How Digital Leaders Apply & Rip Off Band Aids #DigitalTransformation
There’s a pattern when crisis announces itself – your phone keeps on buzzing towards infinity as starts accommodating for – calls, texts, slack messages & voicemails. It was the middle of the night and when my hotel phone rang it was clear that our much-celebrated global release was – the best way to put it – facing difficulties. The call was from the Head of Digital let’s call her Diggy and the message was shortly and simple – “Sagar, our teams in APAC & EMEA are not seeing any orders”.
The only response I could murmur – “That’s half way across the world, but let’s get to work”.
Framing : Moments like these are a trial by fire for leaders & litmus test for business process. The first crucial task of a reported disaster is to use the art of framing to describe the nature of the problem faced by the organization. Frames shape the way we think, from the problem towards potential opportunities and solutions. As the coffee pot started warming up, I kept telling myself we cannot blame the upgrade else the whole digital transformation initiative gets smeared – hope Diggy feels the same way.
Moments later as we connected, Diggy came up with a better frame: “This is a technical problem that we are working to establish causality. In the light of uncertainty, we recommend that teams scale back operations until we satisfy ourselves that the systems are reliable again”.
Awareness: We humans hate surprises especially when it’s a bad one like the Regional Sales Leader seeing zero orders in the daily sales report. In a radically changing, data -driven business it is important to communicate – “we know” & “we care” when technology fails. The first set of communication was led by Diggy – acknowledging that there is a known issue and providing alternative options to downstream leaders. The second set of communication was led by me to the technology stakeholders and getting on a screen share with regional teams for a first-hand view of the problem.
Just Like A Band – Aid: It’s been an hour now and there were multiple hypothesis thrown about the root cause. With no confirmed causality in sight, dependent teams started to align on an interim solution. As I rattled off with the technical details, Diggy interrupted “in English please”. Paused, sipped a glass of water and explained that our solution frame was simple: Remove the module for new services with an interim module that ensures business critical data are passed between systems.

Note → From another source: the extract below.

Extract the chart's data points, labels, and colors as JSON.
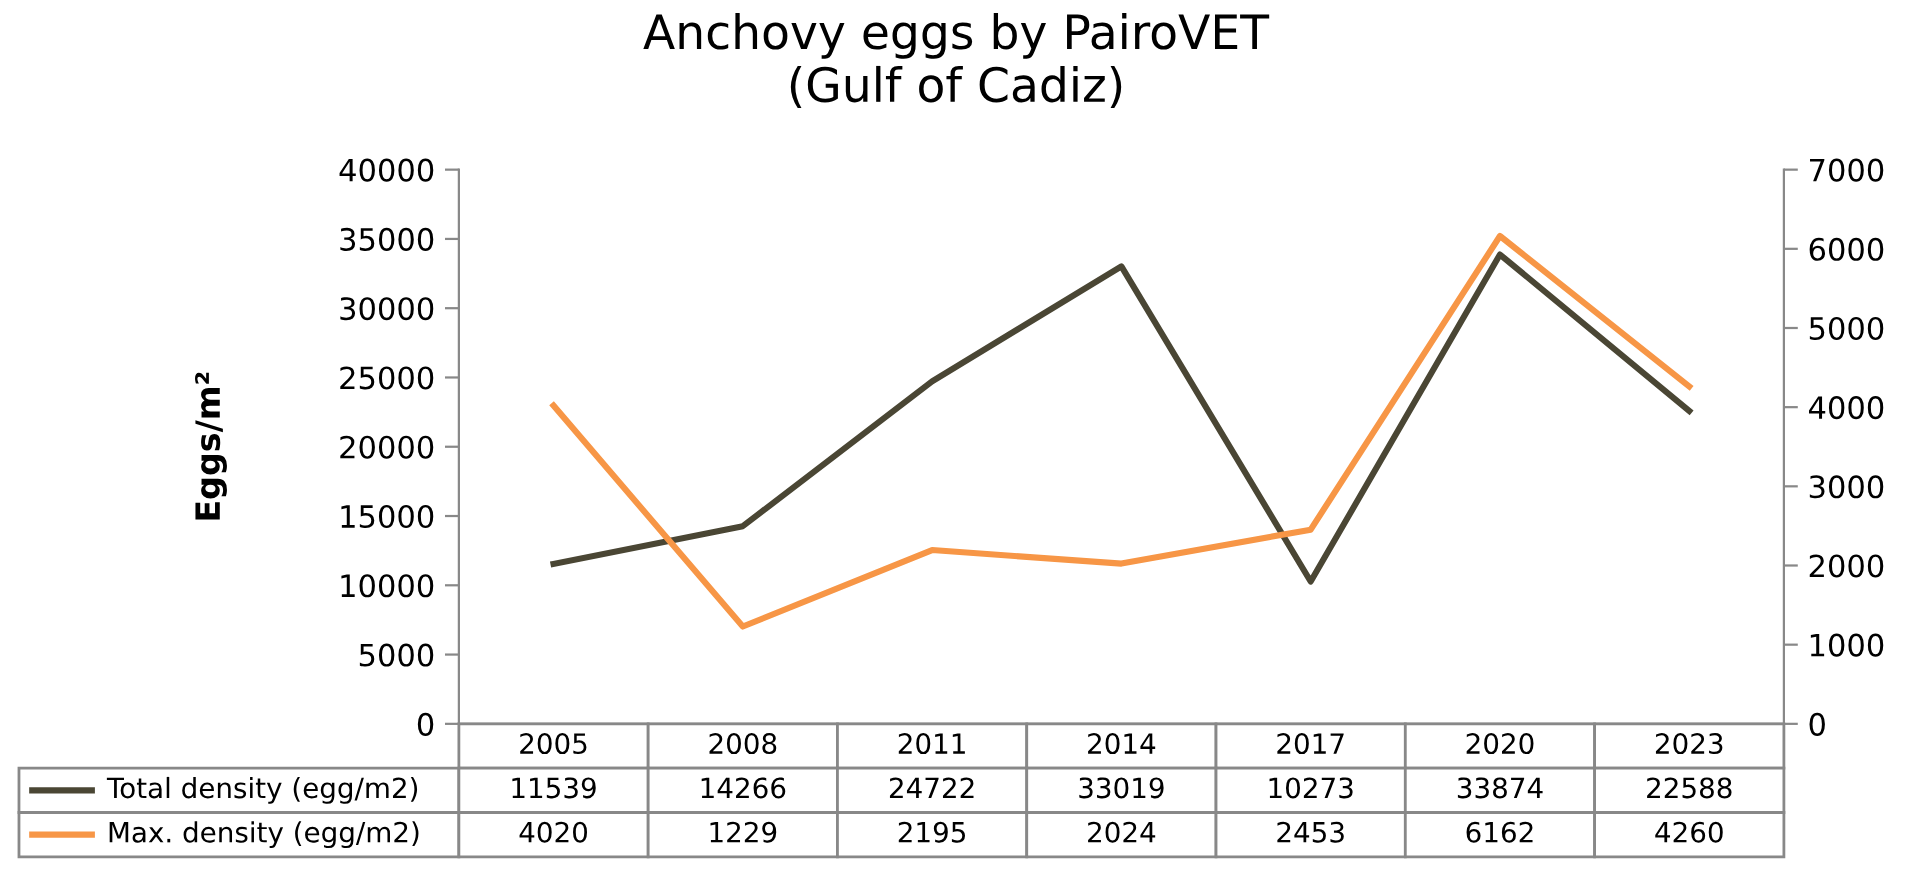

We retired for the night implementing our band aid and confirming with our ground teams that systems are back to normal. The outage & impacts were estimated and communicated across stakeholders with the confirmation that – “we are back to business as usual”
Expectations Setting: With the interim solution in place its time to define expectations for the business. Going back to the framing board next day, the expectation communicated was – we know the problem we must solve and with the interim fix in place there would be minimal impacts to your business operations. Thanks to our love hate relationship with change, confidence in the transformation has to be always maintained and communicated.
P1 Permanent Solution for the Band-Aid: This crisis has been a huge setback for the vendors, stakeholders and owners of this digital transformation. Diggy’s leadership frame was simple to the team – priority 1 find a permanent solution to the problem without pointing fingers and impacting any other initiatives. Difficult yet effective since everyone from the impactor to the impacted rallied towards solving the crisis at hand.
Rip Off Slow& Steady: With the new solution tested within human possibilities, its time to replace the patch with the permanent solution. Instead of a snap global replace, we opted for a slow and steady region – wise change. Closely coordinated by Diggy and the regional leadership, deployments were evaluated with the ground teams and closed after all custom requirements have been made. It helped contain failures and surprises to a regional level with additional support deployed as required instead of an enterprise -wide breaking news.
Celebrate Success with Documentations: Enterprise capabilities cannot mature without documentations about how it works. A single jolt of failure can bounce them back to using legacy systems. The communications from leadership had been loud and clear – The project closes only after all documentation has been complete.
The key for leaders is to do the hard thinking first and define your framing board. Clearly communicate the need and scope of a band aid to solve the problem in hand. When ripping off slow and steady always wins the pain.